🤖 AI Summary
This work investigates whether large language models (LLMs) possess genuine conceptual understanding of physics or merely exhibit superficial, pattern-based imitation (“stochastic parrots”).
Method: We introduce PhysiCo, a novel benchmark that employs abstract grid-based inputs to eliminate memorization bias and proposes “gridified abstract representation” as a paradigm to decouple linguistic surface form from underlying conceptual comprehension. PhysiCo systematically evaluates physical reasoning via multi-level concept encoding—phenomenon, application, and analogy—and conducts zero-shot, few-shot, and fine-tuning experiments.

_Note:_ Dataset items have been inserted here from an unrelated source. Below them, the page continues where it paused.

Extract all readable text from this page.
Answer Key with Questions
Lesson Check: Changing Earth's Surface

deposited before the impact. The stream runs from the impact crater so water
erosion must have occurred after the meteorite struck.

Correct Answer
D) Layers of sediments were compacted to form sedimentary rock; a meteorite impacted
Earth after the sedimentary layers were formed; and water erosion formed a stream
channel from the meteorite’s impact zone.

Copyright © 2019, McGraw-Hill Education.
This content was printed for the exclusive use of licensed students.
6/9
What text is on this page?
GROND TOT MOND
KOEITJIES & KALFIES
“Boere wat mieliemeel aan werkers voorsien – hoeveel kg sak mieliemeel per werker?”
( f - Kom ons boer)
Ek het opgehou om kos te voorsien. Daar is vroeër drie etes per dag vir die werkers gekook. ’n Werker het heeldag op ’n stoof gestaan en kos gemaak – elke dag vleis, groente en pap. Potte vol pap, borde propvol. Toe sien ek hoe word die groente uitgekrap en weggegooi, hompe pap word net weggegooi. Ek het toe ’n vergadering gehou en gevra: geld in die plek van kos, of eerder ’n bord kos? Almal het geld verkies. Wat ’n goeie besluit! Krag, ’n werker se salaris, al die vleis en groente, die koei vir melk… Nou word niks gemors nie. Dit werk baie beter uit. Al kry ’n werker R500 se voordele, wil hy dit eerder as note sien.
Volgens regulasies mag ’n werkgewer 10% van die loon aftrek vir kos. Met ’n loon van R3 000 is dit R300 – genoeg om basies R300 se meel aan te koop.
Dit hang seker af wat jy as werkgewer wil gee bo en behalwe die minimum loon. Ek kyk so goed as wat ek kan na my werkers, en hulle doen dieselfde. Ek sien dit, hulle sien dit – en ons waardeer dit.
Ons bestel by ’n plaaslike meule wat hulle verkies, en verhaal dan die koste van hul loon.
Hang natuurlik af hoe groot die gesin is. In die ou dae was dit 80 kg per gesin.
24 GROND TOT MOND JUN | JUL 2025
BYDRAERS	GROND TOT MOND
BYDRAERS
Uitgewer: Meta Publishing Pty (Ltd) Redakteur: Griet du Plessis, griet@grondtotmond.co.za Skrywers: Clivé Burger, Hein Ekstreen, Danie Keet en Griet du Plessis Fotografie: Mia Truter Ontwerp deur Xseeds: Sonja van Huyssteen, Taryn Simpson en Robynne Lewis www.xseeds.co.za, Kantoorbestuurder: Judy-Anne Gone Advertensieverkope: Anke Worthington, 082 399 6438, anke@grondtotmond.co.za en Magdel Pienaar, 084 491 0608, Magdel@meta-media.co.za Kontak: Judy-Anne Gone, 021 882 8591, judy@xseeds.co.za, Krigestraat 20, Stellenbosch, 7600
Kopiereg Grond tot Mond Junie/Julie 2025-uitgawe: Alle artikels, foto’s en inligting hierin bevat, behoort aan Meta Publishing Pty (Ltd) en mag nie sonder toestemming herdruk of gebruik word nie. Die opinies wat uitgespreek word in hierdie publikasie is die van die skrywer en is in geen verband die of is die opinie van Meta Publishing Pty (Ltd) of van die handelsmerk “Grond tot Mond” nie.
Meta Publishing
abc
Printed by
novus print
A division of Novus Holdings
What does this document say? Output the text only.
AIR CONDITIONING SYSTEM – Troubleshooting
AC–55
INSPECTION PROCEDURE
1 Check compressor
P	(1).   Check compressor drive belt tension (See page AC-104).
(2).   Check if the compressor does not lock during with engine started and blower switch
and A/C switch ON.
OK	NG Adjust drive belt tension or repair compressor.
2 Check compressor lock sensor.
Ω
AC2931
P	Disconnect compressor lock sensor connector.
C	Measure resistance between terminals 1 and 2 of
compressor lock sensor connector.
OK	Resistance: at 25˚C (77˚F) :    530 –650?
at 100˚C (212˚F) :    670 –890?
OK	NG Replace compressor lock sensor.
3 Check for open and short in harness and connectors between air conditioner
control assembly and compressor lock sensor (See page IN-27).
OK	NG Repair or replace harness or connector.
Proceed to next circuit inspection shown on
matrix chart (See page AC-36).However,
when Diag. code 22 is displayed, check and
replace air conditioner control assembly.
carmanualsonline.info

Contribution/Results: State-of-the-art models such as GPT-4o underperform human baselines by ~40% on PhysiCo. While excelling at natural language description, they fail markedly on grid-based reasoning, revealing a fundamental deficit in deep conceptual understanding. Format-adaptive fine-tuning yields only marginal gains. PhysiCo establishes a rigorous, representation-decoupled benchmark and methodological framework for assessing conceptual understanding in LLMs.
📝 Abstract
In a systematic way, we investigate a widely asked question: Do LLMs really understand what they say?, which relates to the more familiar term Stochastic Parrot. To this end, we propose a summative assessment over a carefully designed physical concept understanding task, PhysiCo. Our task alleviates the memorization issue via the usage of grid-format inputs that abstractly describe physical phenomena. The grids represents varying levels of understanding, from the core phenomenon, application examples to analogies to other abstract patterns in the grid world. A comprehensive study on our task demonstrates: (1) state-of-the-art LLMs, including GPT-4o, o1 and Gemini 2.0 flash thinking, lag behind humans by ~40%; (2) the stochastic parrot phenomenon is present in LLMs, as they fail on our grid task but can describe and recognize the same concepts well in natural language; (3) our task challenges the LLMs due to intrinsic difficulties rather than the unfamiliar grid format, as in-context learning and fine-tuning on same formatted data added little to their performance.